Search code examples
pythonpython-3.xurllib

python 3: urllib, csv reader, and StringIO- why the difference?


These two approaches yield different results in python 3.7.3:

res = urllib.request.urlopen(url, timeout=timeout)
content = res.read().decode('utf-8')
reader = csv.reader(StringIO(content))
lines = list(reader)

And

res = urllib.request.urlopen(url, timeout=timeout)
content = res.read().decode('utf-8')
reader = csv.reader(content)
lines = list(reader)

The former gives me what I want, a list of the rows from the CSV, the latter gives me a list containing lists of length 1 of single characters only (each character in the text is its own list), so:

Year,PID
2019,1
2018,2

And

Y
e
a
r,
P
i
d
(etc)

What's the difference?


Solution

  • in-memory stream for text I/O

    • It's important to note that:

    For strings StringIO can be used like a file opened in text mode

    csv.reader treats StringIO(content) as open file. And reader is

    a reader object which will iterate over lines in the given csvfile

    • So lines = list(reader) will return you a list of lines in content

    In the second case content is of type string.

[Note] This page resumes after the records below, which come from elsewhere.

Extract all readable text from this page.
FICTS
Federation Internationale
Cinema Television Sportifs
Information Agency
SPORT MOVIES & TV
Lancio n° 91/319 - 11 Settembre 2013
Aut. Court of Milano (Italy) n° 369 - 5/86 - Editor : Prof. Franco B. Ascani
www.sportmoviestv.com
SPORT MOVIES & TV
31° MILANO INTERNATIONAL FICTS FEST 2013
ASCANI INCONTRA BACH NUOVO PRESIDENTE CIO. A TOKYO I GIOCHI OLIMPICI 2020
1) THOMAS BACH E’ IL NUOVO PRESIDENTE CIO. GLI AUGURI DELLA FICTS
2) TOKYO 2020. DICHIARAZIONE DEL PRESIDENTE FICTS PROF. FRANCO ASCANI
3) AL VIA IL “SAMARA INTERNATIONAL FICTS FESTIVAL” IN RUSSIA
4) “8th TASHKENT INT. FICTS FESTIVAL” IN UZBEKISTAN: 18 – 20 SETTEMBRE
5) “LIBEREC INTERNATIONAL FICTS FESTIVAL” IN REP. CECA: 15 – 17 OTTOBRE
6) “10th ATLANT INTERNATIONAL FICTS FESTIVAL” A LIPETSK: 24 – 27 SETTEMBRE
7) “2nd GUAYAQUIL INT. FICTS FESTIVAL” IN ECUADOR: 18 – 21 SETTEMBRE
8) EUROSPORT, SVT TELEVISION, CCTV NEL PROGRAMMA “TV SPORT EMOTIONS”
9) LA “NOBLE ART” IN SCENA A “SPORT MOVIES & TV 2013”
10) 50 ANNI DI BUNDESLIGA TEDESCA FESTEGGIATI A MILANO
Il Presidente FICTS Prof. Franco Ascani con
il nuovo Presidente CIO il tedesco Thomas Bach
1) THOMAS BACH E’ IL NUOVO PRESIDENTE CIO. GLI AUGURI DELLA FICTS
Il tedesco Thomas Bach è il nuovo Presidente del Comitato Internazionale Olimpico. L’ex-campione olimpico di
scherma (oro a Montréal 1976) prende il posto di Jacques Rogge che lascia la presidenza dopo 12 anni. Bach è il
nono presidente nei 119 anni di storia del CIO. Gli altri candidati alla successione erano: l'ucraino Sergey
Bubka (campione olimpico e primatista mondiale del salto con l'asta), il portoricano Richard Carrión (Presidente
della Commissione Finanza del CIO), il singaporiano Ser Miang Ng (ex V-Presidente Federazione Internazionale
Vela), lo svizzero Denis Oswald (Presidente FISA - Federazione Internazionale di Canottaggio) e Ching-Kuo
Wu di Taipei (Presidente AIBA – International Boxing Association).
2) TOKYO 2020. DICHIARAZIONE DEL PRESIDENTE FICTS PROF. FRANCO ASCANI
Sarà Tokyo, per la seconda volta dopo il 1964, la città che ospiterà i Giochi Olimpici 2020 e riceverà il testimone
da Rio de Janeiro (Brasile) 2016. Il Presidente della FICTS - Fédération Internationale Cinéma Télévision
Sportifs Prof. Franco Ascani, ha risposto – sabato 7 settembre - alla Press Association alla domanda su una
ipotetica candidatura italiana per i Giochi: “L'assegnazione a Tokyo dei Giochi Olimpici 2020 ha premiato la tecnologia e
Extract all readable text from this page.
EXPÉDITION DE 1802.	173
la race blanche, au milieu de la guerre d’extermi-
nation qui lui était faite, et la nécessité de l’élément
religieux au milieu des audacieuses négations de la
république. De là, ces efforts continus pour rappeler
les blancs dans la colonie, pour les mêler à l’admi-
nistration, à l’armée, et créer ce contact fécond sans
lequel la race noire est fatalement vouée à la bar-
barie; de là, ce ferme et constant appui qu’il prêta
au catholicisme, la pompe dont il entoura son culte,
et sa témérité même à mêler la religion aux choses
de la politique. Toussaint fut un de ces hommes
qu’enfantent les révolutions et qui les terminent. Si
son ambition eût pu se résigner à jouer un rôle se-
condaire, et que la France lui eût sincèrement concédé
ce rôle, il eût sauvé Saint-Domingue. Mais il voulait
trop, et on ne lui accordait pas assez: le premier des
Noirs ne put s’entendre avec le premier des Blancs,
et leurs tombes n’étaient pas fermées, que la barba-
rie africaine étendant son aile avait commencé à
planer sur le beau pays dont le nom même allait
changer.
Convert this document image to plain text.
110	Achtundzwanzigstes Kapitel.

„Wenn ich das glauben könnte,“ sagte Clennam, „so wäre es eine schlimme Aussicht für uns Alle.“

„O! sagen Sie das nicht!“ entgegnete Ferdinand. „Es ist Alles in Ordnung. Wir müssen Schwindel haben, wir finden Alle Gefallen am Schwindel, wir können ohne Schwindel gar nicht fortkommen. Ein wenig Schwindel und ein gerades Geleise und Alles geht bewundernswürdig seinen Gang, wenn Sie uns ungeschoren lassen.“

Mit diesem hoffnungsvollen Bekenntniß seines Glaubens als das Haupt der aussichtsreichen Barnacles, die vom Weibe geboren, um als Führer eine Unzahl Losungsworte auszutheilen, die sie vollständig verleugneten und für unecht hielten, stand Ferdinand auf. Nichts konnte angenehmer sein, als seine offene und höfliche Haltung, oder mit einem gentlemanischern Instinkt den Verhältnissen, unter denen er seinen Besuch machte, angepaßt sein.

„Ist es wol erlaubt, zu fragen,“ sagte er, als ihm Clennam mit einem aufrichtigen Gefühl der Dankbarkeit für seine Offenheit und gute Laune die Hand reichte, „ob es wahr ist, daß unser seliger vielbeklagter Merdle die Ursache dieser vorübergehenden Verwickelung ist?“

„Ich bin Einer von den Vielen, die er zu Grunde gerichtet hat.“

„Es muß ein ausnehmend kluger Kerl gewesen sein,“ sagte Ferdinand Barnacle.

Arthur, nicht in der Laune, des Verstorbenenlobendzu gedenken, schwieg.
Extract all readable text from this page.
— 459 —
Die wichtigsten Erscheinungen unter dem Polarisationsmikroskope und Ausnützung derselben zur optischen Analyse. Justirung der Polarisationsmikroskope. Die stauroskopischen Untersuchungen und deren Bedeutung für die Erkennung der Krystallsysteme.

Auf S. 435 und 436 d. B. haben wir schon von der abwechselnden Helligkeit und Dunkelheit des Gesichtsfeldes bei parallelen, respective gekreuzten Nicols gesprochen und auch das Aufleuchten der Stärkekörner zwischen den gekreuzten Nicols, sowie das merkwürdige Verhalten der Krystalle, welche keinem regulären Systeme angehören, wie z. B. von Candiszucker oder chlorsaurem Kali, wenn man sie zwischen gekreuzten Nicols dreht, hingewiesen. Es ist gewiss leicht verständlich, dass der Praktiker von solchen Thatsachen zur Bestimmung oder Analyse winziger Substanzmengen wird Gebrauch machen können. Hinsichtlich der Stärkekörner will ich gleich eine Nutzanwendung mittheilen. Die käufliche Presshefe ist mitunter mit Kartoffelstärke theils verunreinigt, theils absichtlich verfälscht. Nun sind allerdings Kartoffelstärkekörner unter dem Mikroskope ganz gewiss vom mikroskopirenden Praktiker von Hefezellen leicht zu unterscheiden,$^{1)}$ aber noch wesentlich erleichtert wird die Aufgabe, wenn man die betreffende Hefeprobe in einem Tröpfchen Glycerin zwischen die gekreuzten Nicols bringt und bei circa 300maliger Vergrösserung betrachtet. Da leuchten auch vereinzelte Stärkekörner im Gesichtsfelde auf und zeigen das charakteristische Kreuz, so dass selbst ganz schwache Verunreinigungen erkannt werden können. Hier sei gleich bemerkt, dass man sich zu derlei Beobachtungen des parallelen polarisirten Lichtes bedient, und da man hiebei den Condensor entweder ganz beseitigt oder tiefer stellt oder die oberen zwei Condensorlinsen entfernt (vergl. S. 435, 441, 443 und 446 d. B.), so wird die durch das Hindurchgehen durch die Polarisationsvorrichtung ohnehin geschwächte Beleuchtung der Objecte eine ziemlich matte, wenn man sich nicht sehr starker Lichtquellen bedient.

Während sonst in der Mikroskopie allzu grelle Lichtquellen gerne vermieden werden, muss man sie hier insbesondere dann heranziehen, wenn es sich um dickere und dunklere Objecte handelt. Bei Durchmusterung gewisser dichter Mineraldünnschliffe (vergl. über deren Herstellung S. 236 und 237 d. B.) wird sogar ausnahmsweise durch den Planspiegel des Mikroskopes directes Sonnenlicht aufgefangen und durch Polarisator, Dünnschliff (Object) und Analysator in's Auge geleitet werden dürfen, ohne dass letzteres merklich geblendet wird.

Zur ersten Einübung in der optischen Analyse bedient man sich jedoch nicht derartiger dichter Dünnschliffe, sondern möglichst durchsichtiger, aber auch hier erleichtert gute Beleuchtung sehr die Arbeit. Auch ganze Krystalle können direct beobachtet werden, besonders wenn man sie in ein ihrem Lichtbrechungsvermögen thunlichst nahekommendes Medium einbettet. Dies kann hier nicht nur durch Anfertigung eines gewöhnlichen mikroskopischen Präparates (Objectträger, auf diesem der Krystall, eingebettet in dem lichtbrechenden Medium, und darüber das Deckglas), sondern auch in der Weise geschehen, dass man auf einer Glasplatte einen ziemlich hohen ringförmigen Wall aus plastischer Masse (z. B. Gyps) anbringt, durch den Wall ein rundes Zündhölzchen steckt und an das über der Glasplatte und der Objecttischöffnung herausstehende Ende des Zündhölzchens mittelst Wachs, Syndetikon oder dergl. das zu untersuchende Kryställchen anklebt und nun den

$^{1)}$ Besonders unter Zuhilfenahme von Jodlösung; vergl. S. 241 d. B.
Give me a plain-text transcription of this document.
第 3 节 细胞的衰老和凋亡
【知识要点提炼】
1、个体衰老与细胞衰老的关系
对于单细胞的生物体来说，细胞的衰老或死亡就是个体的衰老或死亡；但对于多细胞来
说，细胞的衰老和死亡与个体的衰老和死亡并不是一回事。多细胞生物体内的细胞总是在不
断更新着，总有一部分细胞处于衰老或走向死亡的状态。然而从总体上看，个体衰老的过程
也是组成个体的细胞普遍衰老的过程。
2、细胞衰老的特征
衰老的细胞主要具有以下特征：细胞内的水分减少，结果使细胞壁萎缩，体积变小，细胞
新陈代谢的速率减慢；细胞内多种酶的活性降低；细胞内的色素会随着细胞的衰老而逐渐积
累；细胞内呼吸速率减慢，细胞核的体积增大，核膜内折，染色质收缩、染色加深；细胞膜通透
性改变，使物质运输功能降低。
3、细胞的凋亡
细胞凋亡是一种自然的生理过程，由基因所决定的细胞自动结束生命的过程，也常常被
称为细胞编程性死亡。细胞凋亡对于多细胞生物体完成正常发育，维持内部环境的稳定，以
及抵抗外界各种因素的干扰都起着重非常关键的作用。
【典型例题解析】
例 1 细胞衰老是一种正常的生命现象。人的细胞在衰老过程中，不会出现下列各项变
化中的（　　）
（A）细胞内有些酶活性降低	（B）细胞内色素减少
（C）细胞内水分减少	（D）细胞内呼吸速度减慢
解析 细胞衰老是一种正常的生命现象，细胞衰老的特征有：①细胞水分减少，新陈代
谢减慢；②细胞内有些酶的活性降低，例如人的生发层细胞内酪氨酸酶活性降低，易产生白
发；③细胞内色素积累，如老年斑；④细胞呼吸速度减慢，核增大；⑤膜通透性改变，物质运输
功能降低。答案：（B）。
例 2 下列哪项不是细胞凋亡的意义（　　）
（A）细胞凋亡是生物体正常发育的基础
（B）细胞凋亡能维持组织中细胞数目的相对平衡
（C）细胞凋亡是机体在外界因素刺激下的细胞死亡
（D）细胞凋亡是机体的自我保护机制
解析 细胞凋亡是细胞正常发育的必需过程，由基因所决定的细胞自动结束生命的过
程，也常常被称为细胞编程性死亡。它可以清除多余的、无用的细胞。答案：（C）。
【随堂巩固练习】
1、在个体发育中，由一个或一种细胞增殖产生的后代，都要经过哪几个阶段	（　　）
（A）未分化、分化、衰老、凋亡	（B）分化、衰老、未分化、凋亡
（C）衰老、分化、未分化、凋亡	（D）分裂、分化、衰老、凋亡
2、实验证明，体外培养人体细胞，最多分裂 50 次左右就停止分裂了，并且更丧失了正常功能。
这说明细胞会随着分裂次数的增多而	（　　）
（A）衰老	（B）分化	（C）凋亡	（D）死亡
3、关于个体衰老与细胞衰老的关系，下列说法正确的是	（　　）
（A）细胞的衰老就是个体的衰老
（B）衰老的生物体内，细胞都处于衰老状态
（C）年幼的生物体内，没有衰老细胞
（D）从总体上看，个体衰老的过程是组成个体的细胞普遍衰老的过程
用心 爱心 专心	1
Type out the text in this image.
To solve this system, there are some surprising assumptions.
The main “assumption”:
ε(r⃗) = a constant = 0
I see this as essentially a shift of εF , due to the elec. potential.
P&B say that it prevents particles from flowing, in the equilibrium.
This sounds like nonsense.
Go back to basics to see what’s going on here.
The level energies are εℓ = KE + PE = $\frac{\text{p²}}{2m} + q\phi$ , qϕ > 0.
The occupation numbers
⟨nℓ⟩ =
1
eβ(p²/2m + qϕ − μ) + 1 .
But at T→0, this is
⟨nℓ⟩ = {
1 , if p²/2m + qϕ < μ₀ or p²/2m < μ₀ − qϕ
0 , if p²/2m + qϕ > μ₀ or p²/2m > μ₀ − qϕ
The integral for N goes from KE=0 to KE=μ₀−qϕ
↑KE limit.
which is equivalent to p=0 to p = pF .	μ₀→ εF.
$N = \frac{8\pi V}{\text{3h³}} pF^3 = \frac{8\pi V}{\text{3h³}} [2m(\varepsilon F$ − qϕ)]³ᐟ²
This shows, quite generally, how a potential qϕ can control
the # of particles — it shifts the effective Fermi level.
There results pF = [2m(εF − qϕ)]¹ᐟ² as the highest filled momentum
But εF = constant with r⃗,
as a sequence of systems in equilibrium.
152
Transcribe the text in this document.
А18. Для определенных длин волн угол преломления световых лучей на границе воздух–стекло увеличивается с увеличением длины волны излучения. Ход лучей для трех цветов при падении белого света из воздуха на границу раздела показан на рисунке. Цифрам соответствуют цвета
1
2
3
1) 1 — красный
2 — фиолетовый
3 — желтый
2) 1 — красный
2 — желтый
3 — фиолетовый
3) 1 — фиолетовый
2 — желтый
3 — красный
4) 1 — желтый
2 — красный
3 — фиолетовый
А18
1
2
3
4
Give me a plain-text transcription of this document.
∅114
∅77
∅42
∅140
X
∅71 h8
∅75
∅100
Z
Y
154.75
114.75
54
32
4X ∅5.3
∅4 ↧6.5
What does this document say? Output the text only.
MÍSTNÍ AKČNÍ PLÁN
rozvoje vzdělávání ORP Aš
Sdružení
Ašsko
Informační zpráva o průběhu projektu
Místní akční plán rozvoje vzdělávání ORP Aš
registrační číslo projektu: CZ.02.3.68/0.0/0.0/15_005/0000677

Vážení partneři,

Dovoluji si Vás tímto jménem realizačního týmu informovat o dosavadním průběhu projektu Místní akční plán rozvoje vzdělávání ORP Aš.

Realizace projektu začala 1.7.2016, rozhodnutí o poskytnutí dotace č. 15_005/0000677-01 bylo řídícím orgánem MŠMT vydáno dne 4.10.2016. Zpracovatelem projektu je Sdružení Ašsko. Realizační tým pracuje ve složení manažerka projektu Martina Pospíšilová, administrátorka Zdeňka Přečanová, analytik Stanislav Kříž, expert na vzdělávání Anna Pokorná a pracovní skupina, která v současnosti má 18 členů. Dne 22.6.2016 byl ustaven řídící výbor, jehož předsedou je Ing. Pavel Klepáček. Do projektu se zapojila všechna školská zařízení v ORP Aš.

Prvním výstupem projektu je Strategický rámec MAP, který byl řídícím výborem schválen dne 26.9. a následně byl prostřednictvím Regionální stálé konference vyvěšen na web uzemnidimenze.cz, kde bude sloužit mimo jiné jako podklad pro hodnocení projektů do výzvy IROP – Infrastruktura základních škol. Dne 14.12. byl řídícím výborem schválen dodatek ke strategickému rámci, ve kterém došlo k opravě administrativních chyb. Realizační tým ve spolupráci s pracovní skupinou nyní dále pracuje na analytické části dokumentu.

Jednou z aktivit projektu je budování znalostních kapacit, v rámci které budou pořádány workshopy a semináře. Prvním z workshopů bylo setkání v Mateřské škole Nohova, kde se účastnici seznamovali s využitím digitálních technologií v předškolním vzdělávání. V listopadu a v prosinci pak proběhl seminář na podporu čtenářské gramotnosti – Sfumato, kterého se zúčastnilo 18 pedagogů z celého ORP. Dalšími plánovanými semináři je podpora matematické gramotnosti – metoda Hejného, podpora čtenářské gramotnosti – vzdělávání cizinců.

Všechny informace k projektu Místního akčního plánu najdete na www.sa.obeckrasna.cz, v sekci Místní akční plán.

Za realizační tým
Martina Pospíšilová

    • So csv.reader(content) will return an iterator over the string.

    And this is because:

    csv.reader(csvfile, dialect='excel', **fmtparams) csvfile can be any object which supports the iterator protocol and returns a string each time its next() method is called

    • That's why lines = list(reader) returns a list of characters, as it treats each character in content as a row.